In United States agricultural policy, several measures are used to gauge farm income over a given period of time.
- Gross cash income is the sum of all receipts from the sale of crops, livestock, and farm related goods and services as well as all forms of direct payments from the government.
- Gross farm income is the same as gross cash income with the addition of nonmoney income, such as the value of home consumption of self-produced food and the imputed gross rental value of farm dwellings.

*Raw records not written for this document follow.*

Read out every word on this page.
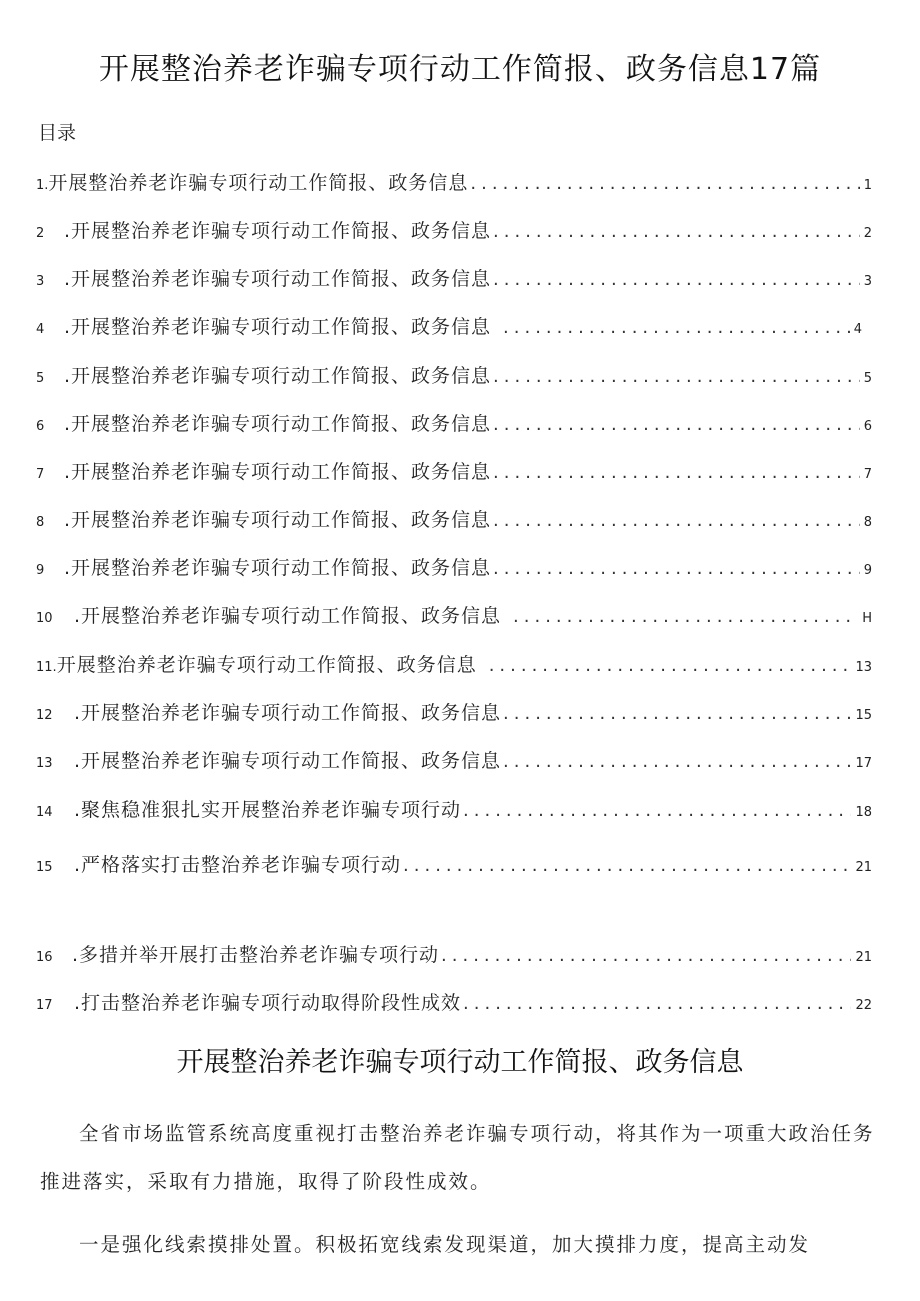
开展整治养老诈骗专项行动工作简报、政务信息17篇
目录
1. 开展整治养老诈骗专项行动工作简报、政务信息 .....	1
2	.开展整治养老诈骗专项行动工作简报、政务信息 .....	2
3	.开展整治养老诈骗专项行动工作简报、政务信息 .....	3
4	.开展整治养老诈骗专项行动工作简报、政务信息 .....	4
5	.开展整治养老诈骗专项行动工作简报、政务信息 .....	5
6	.开展整治养老诈骗专项行动工作简报、政务信息 .....	6
7	.开展整治养老诈骗专项行动工作简报、政务信息 .....	7
8	.开展整治养老诈骗专项行动工作简报、政务信息 .....	8
9	.开展整治养老诈骗专项行动工作简报、政务信息 .....	9
10	.开展整治养老诈骗专项行动工作简报、政务信息 .....	H
11. 开展整治养老诈骗专项行动工作简报、政务信息 .....	13
12	.开展整治养老诈骗专项行动工作简报、政务信息 .....	15
13	.开展整治养老诈骗专项行动工作简报、政务信息 .....	17
14	.聚焦稳准狠扎实开展整治养老诈骗专项行动 .....	18
15	.严格落实打击整治养老诈骗专项行动 .....	21
16	.多措并举开展打击整治养老诈骗专项行动 .....	21
17	.打击整治养老诈骗专项行动取得阶段性成效 .....	22
开展整治养老诈骗专项行动工作简报、政务信息
全省市场监管系统高度重视打击整治养老诈骗专项行动，将其作为一项重大政治任务推进落实，采取有力措施，取得了阶段性成效。
一是强化线索摸排处置。积极拓宽线索发现渠道，加大摸排力度，提高主动发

- Net cash income is gross cash income less all cash expenses such as for feed, seed, fertilizer, property taxes, interest on debt, wages to hired labor, contract labor and rent to nonoperator landlords.
- Net farm income is gross farm income less cash expenses and noncash expenses, such as capital consumption, perquisites to hired labor, and farm household expenses. It is a longer term measure of the ability of the farm to survive as a viable income-earning business.
- Net cash income is a shorter term measure of cash flow.
Farm income and balance sheet
The income statement measures the profitability of a farm business for a particular period of time, usually one year. The balance sheet measures the wealth or financial position of the business at a particular point in time by reporting the farm’s assets, debt, and net worth.
This article incorporates public domain material from the Congressional Research Service document "Report for Congress: Agriculture: A Glossary of Terms, Programs, and Laws, 2005 Edition" by Jasper Womach.